Ao longo do tempo esta situação foi se multiplicando e gradativamente afastando a Igreja de Cristo dos seus propósitos originais. Hoje, vemos muitos exemplos que afetam negativamente a imagem do Reino de Deus, a partir do testemunho de líderes comprometidos somente com seus próprios interesses. A regra se alterou e a igreja que antes estava a serviço do Reino de Deus, agora tenta colocar Deus como um mordomo a serviço dos interesses da igreja.



A ganância tem agido para destruir o que o Amor de Deus construiu de maneira especial na história da humanidade: a comunhão, o amor, a compaixão, a igualdade entre todos, a paz e harmonia no Espírito Santo.



A ganância traz a soberba, traz a indiferença e a mentira, destrói a comunhão e impede a compaixão. Tão nociva e tão real em nosso meio que tem levado pastores a processarem igrejas, membros a processarem pastores, disputas entre nós, o povo de Deus, que somente demonstram o quanto temos nos afastado da comunhão proposta por Deus para nós.

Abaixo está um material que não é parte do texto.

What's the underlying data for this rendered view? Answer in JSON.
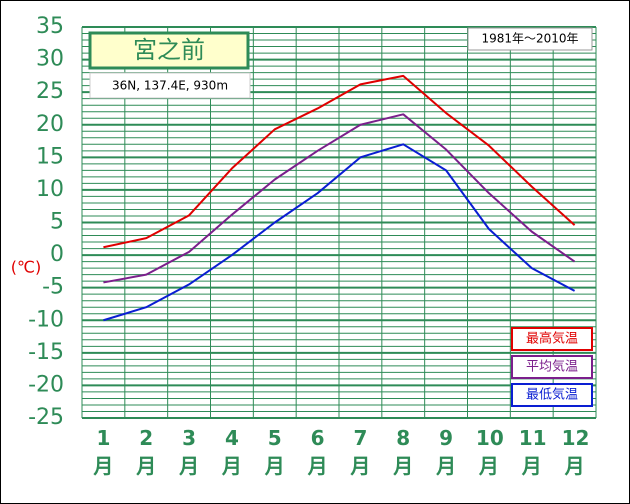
{
  "chart_data": {
    "type": "line",
    "title": "宮之前",
    "subtitle": "36N,  137.4E,  930m",
    "period": "1981年〜2010年",
    "ylabel": "(℃)",
    "categories": [
      "1月",
      "2月",
      "3月",
      "4月",
      "5月",
      "6月",
      "7月",
      "8月",
      "9月",
      "10月",
      "11月",
      "12月"
    ],
    "series": [
      {
        "name": "最高気温",
        "color": "#e00000",
        "values": [
          1.2,
          2.6,
          6.1,
          13.3,
          19.3,
          22.5,
          26.2,
          27.5,
          21.8,
          16.8,
          10.5,
          4.6
        ]
      },
      {
        "name": "平均気温",
        "color": "#7b1f8c",
        "values": [
          -4.2,
          -3,
          0.5,
          6.2,
          11.6,
          16,
          20,
          21.6,
          16.2,
          9.5,
          3.6,
          -1
        ]
      },
      {
        "name": "最低気温",
        "color": "#0a1ed2",
        "values": [
          -10,
          -8,
          -4.5,
          0,
          5,
          9.5,
          15,
          17,
          13,
          4,
          -2,
          -5.5
        ]
      }
    ],
    "ylim": [
      -25,
      35
    ],
    "yticks": [
      -25,
      -20,
      -15,
      -10,
      -5,
      0,
      5,
      10,
      15,
      20,
      25,
      30,
      35
    ],
    "grid": true
  }
}
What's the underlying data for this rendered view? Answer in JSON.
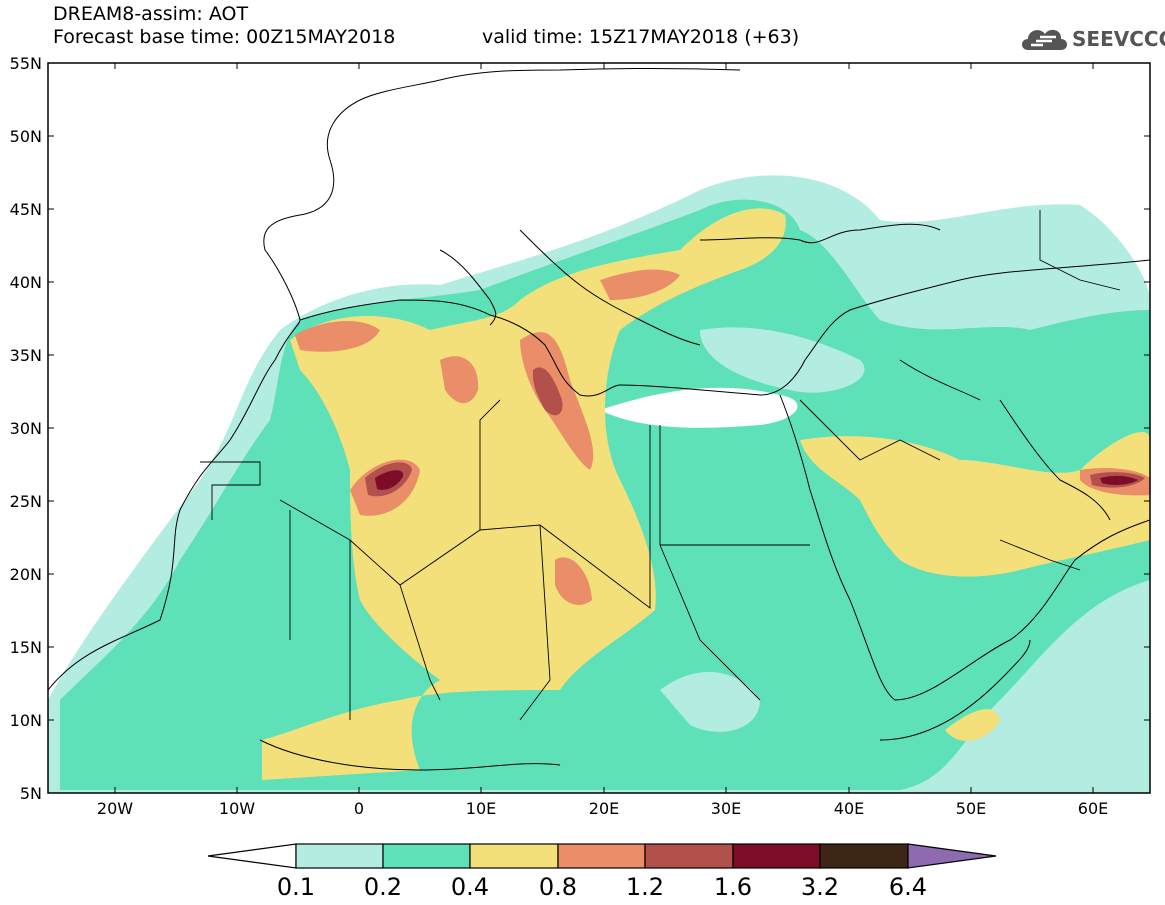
{
  "header": {
    "line1": "DREAM8-assim: AOT",
    "line2": "Forecast base time: 00Z15MAY2018",
    "valid": "valid time: 15Z17MAY2018 (+63)",
    "logo_text": "SEEVCCC"
  },
  "map": {
    "lat_labels": [
      "55N",
      "50N",
      "45N",
      "40N",
      "35N",
      "30N",
      "25N",
      "20N",
      "15N",
      "10N",
      "5N"
    ],
    "lon_labels": [
      "20W",
      "10W",
      "0",
      "10E",
      "20E",
      "30E",
      "40E",
      "50E",
      "60E"
    ],
    "lat_range": [
      5,
      55
    ],
    "lon_range": [
      -25,
      65
    ],
    "field": "Aerosol optical thickness (dust)"
  },
  "colorbar": {
    "levels": [
      "0.1",
      "0.2",
      "0.4",
      "0.8",
      "1.2",
      "1.6",
      "3.2",
      "6.4"
    ],
    "colors": [
      "#b3ece0",
      "#5ee0b8",
      "#f4e07a",
      "#e98e68",
      "#b2504c",
      "#7d0c28",
      "#3d2615",
      "#8e6ab0"
    ]
  }
}
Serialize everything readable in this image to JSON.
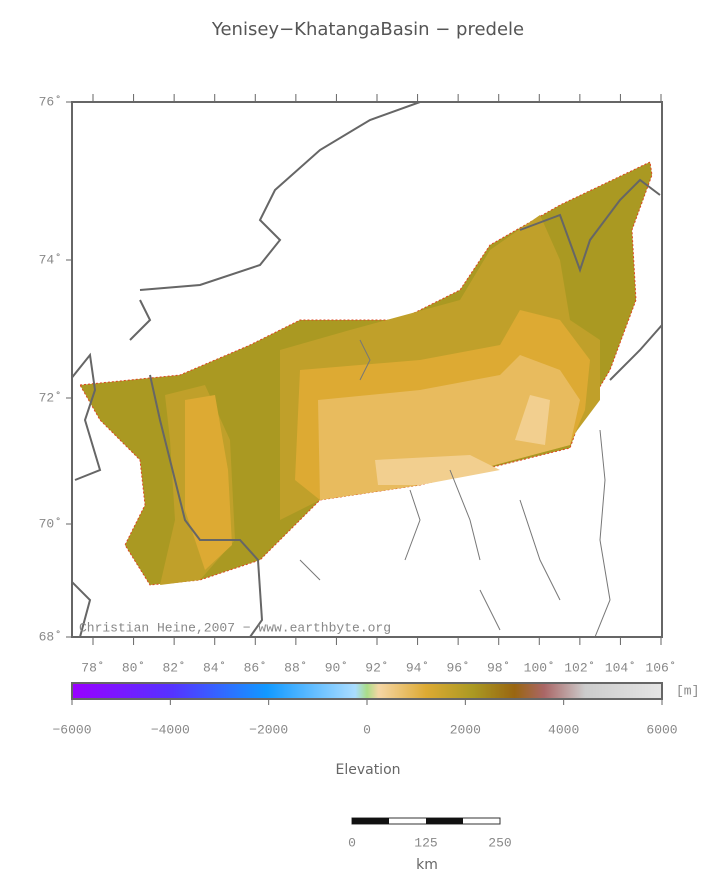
{
  "title": "Yenisey−KhatangaBasin − predele",
  "map": {
    "lat_labels": [
      "76˚",
      "74˚",
      "72˚",
      "70˚",
      "68˚"
    ],
    "lon_labels": [
      "78˚",
      "80˚",
      "82˚",
      "84˚",
      "86˚",
      "88˚",
      "90˚",
      "92˚",
      "94˚",
      "96˚",
      "98˚",
      "100˚",
      "102˚",
      "104˚",
      "106˚"
    ],
    "credit": "Christian Heine,2007 − www.earthbyte.org"
  },
  "colorbar": {
    "unit": "[m]",
    "ticks": [
      "−6000",
      "−4000",
      "−2000",
      "0",
      "2000",
      "4000",
      "6000"
    ],
    "label": "Elevation"
  },
  "scale_bar": {
    "ticks": [
      "0",
      "125",
      "250"
    ],
    "unit": "km"
  }
}
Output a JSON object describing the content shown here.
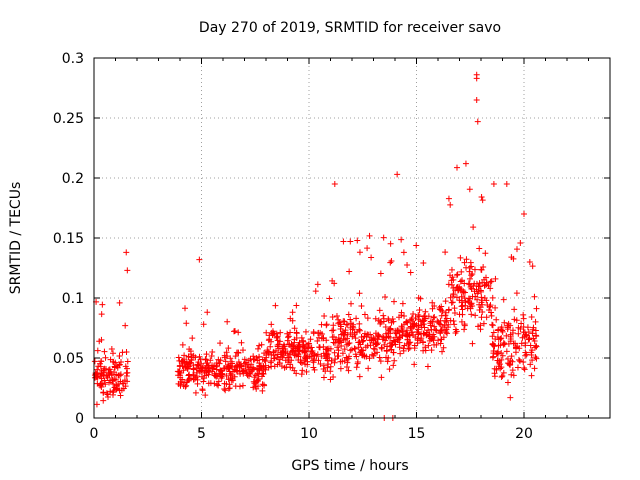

Fomos resgatados pelo amor. Somos diariamente transformados pela graça divina, somos justificados por Cristo, restaurados pelo Criador Soberano e por isso, devemos então agir para eliminar o poder da ganância de nosso meio e permitir que a compaixão e unidade sejam realidades em nossas vidas.



Enquanto nos deixamos dividir pela ação de corações gananciosos, não vivemos os princípios ensinados e exemplificados por Jesus que se importava com as necessidades das pessoas, com seu sofrimento, com suas carências e expectativas. Jesus caminhava na direção das pessoas com afeto e compaixão. Por isso, sempre tinha pessoas ao seu redor.


No seu momento crucial – a cruz no Calvário, ele tinha muitas pessoas ao seu redor; no momento final aqui na terra, ali estavam seus discípulos e amigos. Por que mostrou compaixão e generosidade, teve várias pessoas com quem compartilhar os momentos importantes de sua estadia em nosso meio.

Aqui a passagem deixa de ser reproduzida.